En revanche, la situation des électeurs moldaves appelés aux urnes dans les consulats en Russie, a été sensiblement différente.
Les Moldaves y ont en effet fait preuve d’un haut niveau d’engagement civique, ceci malgré d’importants défis logistiques. Avec seulement deux bureaux de vote disponibles pour près de 500 000 citoyens moldaves en Russie, les électeurs ont dû faire face à de longues files d'attente et ils ont souvent parcouru de grandes distances pour voter. Malgré ces obstacles imputables aux choix des autorités moldaves, beaucoup étaient déterminés à participer, soulignant de la sorte leur lien fort avec la Moldavie et leur désir d’influencer l’avenir du pays.
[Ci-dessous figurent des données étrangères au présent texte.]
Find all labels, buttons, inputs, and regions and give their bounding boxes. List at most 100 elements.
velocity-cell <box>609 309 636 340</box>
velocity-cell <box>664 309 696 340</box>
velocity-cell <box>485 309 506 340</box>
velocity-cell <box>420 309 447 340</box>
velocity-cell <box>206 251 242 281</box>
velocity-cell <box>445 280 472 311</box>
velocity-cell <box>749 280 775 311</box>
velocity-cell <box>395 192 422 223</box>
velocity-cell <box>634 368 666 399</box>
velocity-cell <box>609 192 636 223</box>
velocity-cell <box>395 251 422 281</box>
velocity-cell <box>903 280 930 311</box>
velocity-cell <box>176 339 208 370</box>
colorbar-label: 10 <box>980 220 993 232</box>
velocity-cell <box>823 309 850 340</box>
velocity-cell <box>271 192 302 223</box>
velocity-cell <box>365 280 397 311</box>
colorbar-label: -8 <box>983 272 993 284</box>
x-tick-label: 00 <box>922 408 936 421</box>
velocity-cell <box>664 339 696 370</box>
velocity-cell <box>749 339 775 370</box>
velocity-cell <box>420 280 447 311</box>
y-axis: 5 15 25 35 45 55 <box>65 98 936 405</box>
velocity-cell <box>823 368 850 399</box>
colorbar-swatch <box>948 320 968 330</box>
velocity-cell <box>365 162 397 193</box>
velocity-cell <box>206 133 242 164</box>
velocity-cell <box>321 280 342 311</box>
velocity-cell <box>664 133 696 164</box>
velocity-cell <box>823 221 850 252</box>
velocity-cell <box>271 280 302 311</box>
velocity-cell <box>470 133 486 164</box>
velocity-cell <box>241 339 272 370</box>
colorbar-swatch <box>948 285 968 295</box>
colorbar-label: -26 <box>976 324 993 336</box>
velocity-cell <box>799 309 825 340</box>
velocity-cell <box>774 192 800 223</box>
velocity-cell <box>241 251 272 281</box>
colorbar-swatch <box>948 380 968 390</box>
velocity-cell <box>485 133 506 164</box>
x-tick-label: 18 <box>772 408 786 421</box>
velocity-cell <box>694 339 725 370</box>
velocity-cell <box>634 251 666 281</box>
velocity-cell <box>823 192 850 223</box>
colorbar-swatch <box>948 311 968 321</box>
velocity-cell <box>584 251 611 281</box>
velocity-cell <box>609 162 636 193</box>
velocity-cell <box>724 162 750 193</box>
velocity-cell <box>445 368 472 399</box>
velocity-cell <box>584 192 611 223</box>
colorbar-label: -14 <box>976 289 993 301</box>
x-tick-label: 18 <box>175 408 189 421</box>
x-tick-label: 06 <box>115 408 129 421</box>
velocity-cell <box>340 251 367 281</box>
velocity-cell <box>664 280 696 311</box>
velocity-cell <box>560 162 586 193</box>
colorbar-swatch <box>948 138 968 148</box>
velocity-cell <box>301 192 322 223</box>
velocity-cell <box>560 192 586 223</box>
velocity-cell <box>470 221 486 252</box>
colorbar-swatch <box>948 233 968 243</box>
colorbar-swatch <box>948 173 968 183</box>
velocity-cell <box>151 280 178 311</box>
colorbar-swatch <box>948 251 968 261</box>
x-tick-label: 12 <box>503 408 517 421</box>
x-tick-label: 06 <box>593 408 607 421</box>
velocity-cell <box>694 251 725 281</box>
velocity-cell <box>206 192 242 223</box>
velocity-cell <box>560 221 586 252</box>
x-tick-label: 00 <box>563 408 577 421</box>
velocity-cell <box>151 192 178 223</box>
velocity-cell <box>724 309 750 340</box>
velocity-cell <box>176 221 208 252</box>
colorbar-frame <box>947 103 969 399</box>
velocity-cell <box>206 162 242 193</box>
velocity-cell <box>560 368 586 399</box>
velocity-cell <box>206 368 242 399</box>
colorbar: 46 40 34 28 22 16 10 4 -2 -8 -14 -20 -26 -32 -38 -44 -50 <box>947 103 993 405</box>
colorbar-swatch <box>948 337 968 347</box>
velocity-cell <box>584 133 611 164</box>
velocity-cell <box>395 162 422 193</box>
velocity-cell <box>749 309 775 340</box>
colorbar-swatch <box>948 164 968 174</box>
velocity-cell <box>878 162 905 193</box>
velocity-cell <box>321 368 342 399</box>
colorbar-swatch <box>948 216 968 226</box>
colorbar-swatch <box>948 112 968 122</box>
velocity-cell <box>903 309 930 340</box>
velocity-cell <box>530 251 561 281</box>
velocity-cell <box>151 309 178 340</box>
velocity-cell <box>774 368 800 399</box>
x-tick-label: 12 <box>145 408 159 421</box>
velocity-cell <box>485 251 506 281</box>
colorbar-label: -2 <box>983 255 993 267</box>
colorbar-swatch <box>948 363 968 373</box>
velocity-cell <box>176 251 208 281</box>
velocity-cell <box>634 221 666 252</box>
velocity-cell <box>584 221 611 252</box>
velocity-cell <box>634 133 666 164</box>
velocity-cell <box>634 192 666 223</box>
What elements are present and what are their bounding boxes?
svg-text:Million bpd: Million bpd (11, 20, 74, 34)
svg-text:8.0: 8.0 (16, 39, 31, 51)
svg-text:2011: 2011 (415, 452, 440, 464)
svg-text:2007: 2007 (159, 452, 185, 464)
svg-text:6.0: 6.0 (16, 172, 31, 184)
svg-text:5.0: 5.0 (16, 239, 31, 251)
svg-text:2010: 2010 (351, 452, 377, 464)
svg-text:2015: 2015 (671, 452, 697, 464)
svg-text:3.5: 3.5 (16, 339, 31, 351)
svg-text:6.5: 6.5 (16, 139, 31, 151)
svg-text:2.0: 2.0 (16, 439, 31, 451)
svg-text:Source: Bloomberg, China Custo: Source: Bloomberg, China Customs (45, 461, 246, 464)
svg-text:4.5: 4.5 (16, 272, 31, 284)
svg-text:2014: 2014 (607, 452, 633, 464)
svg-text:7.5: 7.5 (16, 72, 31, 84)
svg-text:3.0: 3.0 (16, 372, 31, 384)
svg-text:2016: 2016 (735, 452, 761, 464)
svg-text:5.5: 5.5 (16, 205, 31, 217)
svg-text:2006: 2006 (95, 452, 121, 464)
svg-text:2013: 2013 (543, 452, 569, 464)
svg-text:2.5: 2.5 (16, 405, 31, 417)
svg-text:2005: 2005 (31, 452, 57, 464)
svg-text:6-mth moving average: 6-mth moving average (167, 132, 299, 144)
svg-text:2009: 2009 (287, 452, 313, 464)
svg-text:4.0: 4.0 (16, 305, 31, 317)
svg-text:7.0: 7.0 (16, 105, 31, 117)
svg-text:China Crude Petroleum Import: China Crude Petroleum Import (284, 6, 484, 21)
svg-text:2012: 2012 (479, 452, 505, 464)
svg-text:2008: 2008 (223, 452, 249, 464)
La CEC a justifié le nombre limité de bureaux de vote en Russie en invoquant des « problèmes de sécurité », mais les critiques soutiennent que cette décision, survenue dans un contexte de fortes tensions entre la présidence moldave et le Kremlin, n'a fait qu'imposer des charges inutiles aux électeurs, ce qui friserait l’obstruction sachant que nombre de Moldaves de Russie sont défavorables à Mme Sandu ou plutôt hostiles à l’adhésion de leur pays à l’UE. Malgré ces défis, la CEC a annoncé que le taux de participation électorale a dépassé 33 %, le minimum requis pour que l'élection soit valide. Cependant, il est peu probable que le faible taux de participation dans une grande partie de l’Europe retienne l’attention des rapports officiels.